Application of microfluidic chip technology to study the inhibitory effect of tetramethylpyrazine on platelet aggregation, activation, and phosphatidylserine exposure mediated by pathological high shear rate.

Abstract

In order to study the antithrombotic effect and mechanism of tetramethylpyrazine (TMA). In this study, we developed a microfluidic chip model that can mimic normal arteries and stenotic arterial vessels, and studied the inhibitory effects of TMA on platelet aggregation, activation (P-selectin, GPIIb/IIIa, monocyte-platelet aggregates) and phosphatidyl serine (PS) exposure.
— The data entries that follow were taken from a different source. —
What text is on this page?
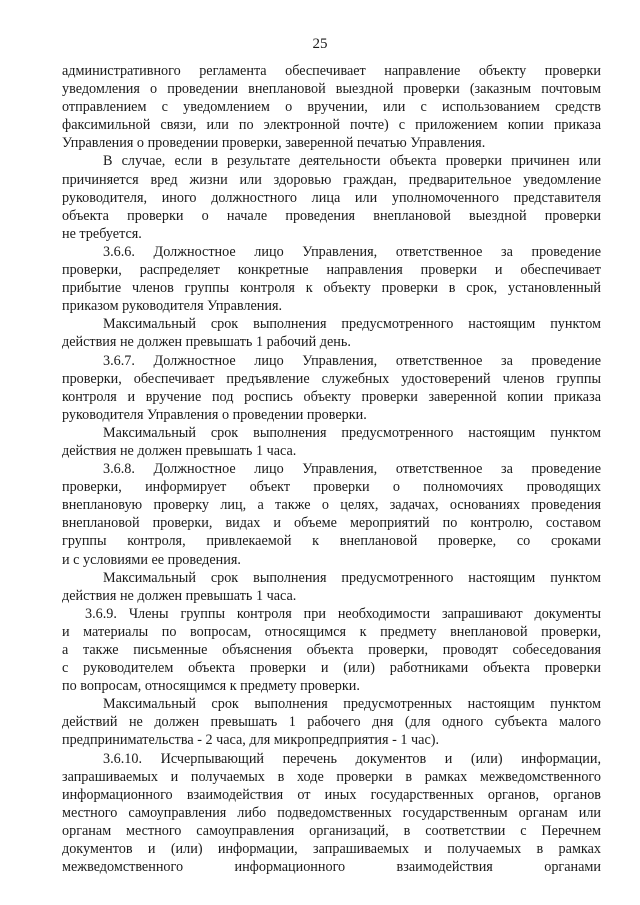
25

административного регламента обеспечивает направление объекту проверки

уведомления о проведении внеплановой выездной проверки (заказным почтовым

отправлением с уведомлением о вручении, или с использованием средств

факсимильной связи, или по электронной почте) с приложением копии приказа

Управления о проведении проверки, заверенной печатью Управления.

В случае, если в результате деятельности объекта проверки причинен или

причиняется вред жизни или здоровью граждан, предварительное уведомление

руководителя, иного должностного лица или уполномоченного представителя

объекта проверки о начале проведения внеплановой выездной проверки

не требуется.

3.6.6. Должностное лицо Управления, ответственное за проведение

проверки, распределяет конкретные направления проверки и обеспечивает

прибытие членов группы контроля к объекту проверки в срок, установленный

приказом руководителя Управления.

Максимальный срок выполнения предусмотренного настоящим пунктом

действия не должен превышать 1 рабочий день.

3.6.7. Должностное лицо Управления, ответственное за проведение

проверки, обеспечивает предъявление служебных удостоверений членов группы

контроля и вручение под роспись объекту проверки заверенной копии приказа

руководителя Управления о проведении проверки.

Максимальный срок выполнения предусмотренного настоящим пунктом

действия не должен превышать 1 часа.

3.6.8. Должностное лицо Управления, ответственное за проведение

проверки, информирует объект проверки о полномочиях проводящих

внеплановую проверку лиц, а также о целях, задачах, основаниях проведения

внеплановой проверки, видах и объеме мероприятий по контролю, составом

группы контроля, привлекаемой к внеплановой проверке, со сроками

и с условиями ее проведения.

Максимальный срок выполнения предусмотренного настоящим пунктом

действия не должен превышать 1 часа.

3.6.9. Члены группы контроля при необходимости запрашивают документы

и материалы по вопросам, относящимся к предмету внеплановой проверки,

а также письменные объяснения объекта проверки, проводят собеседования

с руководителем объекта проверки и (или) работниками объекта проверки

по вопросам, относящимся к предмету проверки.

Максимальный срок выполнения предусмотренных настоящим пунктом

действий не должен превышать 1 рабочего дня (для одного субъекта малого

предпринимательства - 2 часа, для микропредприятия - 1 час).

3.6.10. Исчерпывающий перечень документов и (или) информации,

запрашиваемых и получаемых в ходе проверки в рамках межведомственного

информационного взаимодействия от иных государственных органов, органов

местного самоуправления либо подведомственных государственным органам или

органам местного самоуправления организаций, в соответствии с Перечнем

документов и (или) информации, запрашиваемых и получаемых в рамках

межведомственного информационного взаимодействия органами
In addition, we also investigated the effect of TMA on ADP and ristocetin-induced platelet aggregation by turbidimetry. The results showed that TMA significantly inhibited the platelet aggregation, activation and PS exposure induced by pathological high shear rate. Under static conditions, TMA can inhibit ADP and ristocetin-induced platelet aggregation. The results indicated that TMA mainly inhibited platelet aggregation, activation and PS exposure by inhibiting the binding of von Willebrand factor (vWF) to the GPIb/IX/V complex, and partially inhibited platelet aggregation through the platelet P2Y 12 -ADP receptor pathway.